Flag What it protects against
--rm Leaves no leftover container (and no leftover state) after the run
-u 1000:1000 Runs as a non-root user, so a break-out cannot act as root on the host
--read-only The container cannot write to its own filesystem
--cap-drop ALL Removes Linux capabilities the app does not need
--memory 256m --cpus 0.5 Caps resources, so one container cannot starve a shared lab server or your teammates
--network none No network access at all – perfect for running code you do not trust

This is why containers are the standard way to run untrusted code: a dependency you are evaluating, an automated grader, or a CI job that executes a pull request from a stranger. For your own app you would of course keep networking and publish a port (-p 3000:3000); reach for the locked-down flags when you are deliberately sandboxing something risky. You should also bake safety into the image itself: add a non-root USER line to your Dockerfile and pin your base image to a specific tag.

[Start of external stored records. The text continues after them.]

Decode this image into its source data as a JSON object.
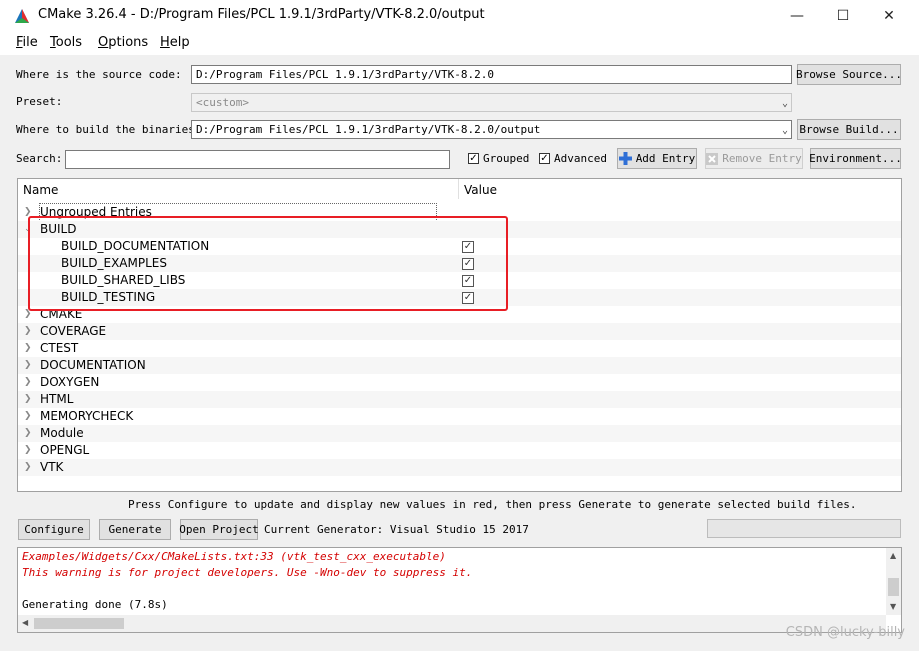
{
  "window": {
    "title": "CMake 3.26.4 - D:/Program Files/PCL 1.9.1/3rdParty/VTK-8.2.0/output",
    "minimize": "—",
    "maximize": "☐",
    "close": "✕",
    "icon": "cmake-triangle-icon"
  },
  "menu": [
    {
      "key": "F",
      "rest": "ile"
    },
    {
      "key": "T",
      "rest": "ools"
    },
    {
      "key": "O",
      "rest": "ptions"
    },
    {
      "key": "H",
      "rest": "elp"
    }
  ],
  "form": {
    "source_label": "Where is the source code:",
    "source_value": "D:/Program Files/PCL 1.9.1/3rdParty/VTK-8.2.0",
    "browse_source": "Browse Source...",
    "preset_label": "Preset:",
    "preset_value": "<custom>",
    "binaries_label": "Where to build the binaries:",
    "binaries_value": "D:/Program Files/PCL 1.9.1/3rdParty/VTK-8.2.0/output",
    "browse_build": "Browse Build...",
    "search_label": "Search:",
    "search_value": "",
    "grouped_label": "Grouped",
    "advanced_label": "Advanced",
    "add_entry": "Add Entry",
    "remove_entry": "Remove Entry",
    "environment": "Environment..."
  },
  "tree": {
    "col_name": "Name",
    "col_value": "Value",
    "groups_top": [
      "Ungrouped Entries"
    ],
    "build_group": "BUILD",
    "build_items": [
      "BUILD_DOCUMENTATION",
      "BUILD_EXAMPLES",
      "BUILD_SHARED_LIBS",
      "BUILD_TESTING"
    ],
    "groups_rest": [
      "CMAKE",
      "COVERAGE",
      "CTEST",
      "DOCUMENTATION",
      "DOXYGEN",
      "HTML",
      "MEMORYCHECK",
      "Module",
      "OPENGL",
      "VTK"
    ]
  },
  "hint": "Press Configure to update and display new values in red, then press Generate to generate selected build files.",
  "actions": {
    "configure": "Configure",
    "generate": "Generate",
    "open_project": "Open Project",
    "current_generator": "Current Generator: Visual Studio 15 2017"
  },
  "output": {
    "line1": "  Examples/Widgets/Cxx/CMakeLists.txt:33 (vtk_test_cxx_executable)",
    "line2": "This warning is for project developers.  Use -Wno-dev to suppress it.",
    "line3": "Generating done (7.8s)"
  },
  "watermark": "CSDN @lucky-billy",
  "colors": {
    "highlight": "#e81e25",
    "warning_text": "#d40000"
  }
}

Publishing and Consuming an Image: ghcr and Docker Hub

The CI/CD activity showed how a GitHub Actions workflow automatically builds your image and pushes it to the GitHub Container Registry (ghcr.io) on every merge to main. Here is the other half of that story – doing it by hand, and then pulling and running what was published, which is exactly how a deployment target consumes your work:

# Publish (the manual version of what CI automates for you)
docker login ghcr.io                                  # authenticate (use a token, not your password)
docker build -t ghcr.io/OWNER/REPO:latest .           # build and name (tag) the image
docker push ghcr.io/OWNER/REPO:latest                 # upload it to the registry

# Consume it, anywhere -- a teammate's laptop, a lab server, the cloud
docker pull ghcr.io/OWNER/REPO:latest                 # download the exact tested image
docker run -p 3000:3000 ghcr.io/OWNER/REPO:latest     # run it

Docker Hub (docker.io) works the same way with a different host name; you will meet both, and the Publishing and Deployment activity compares registries alongside npm and Cloudflare as deployment targets. The key idea is that deployment is a pull of an already-tested artifact, not a rebuild from source on the production machine.

Your Turn

  1. Pull the image your team published to ghcr.io in the CI/CD activity and run it locally. Confirm it behaves the same as running the app directly with npm start (or your project’s start command).
  2. Add a docker-compose.yml to your project – a bind mount for the source code, and a named volume for any database – and bring it up with docker compose up. Commit it so a teammate can onboard with one command.
  3. Add a .dockerignore and a non-root USER line to your project’s Dockerfile, rebuild, and confirm the app still runs.
  4. Use docker ps, docker logs, and docker exec -it <name> sh to inspect your running container from the inside.
  5. (Challenge) Run your image with --read-only --cap-drop ALL --memory 256m. Whatever breaks tells you exactly what your application actually needs – a useful thing to know before you deploy it.

Submission

I encourage you to submit your answers to the questions (and ask your own questions!) using the Class Activity Questions discussion board. You may also respond to questions or comments made by others, or ask follow-up questions there. Answer any reflective prompt questions in the Reflective Journal section of your OneNote Classroom personal section. You can find the link to the class notebook on the syllabus.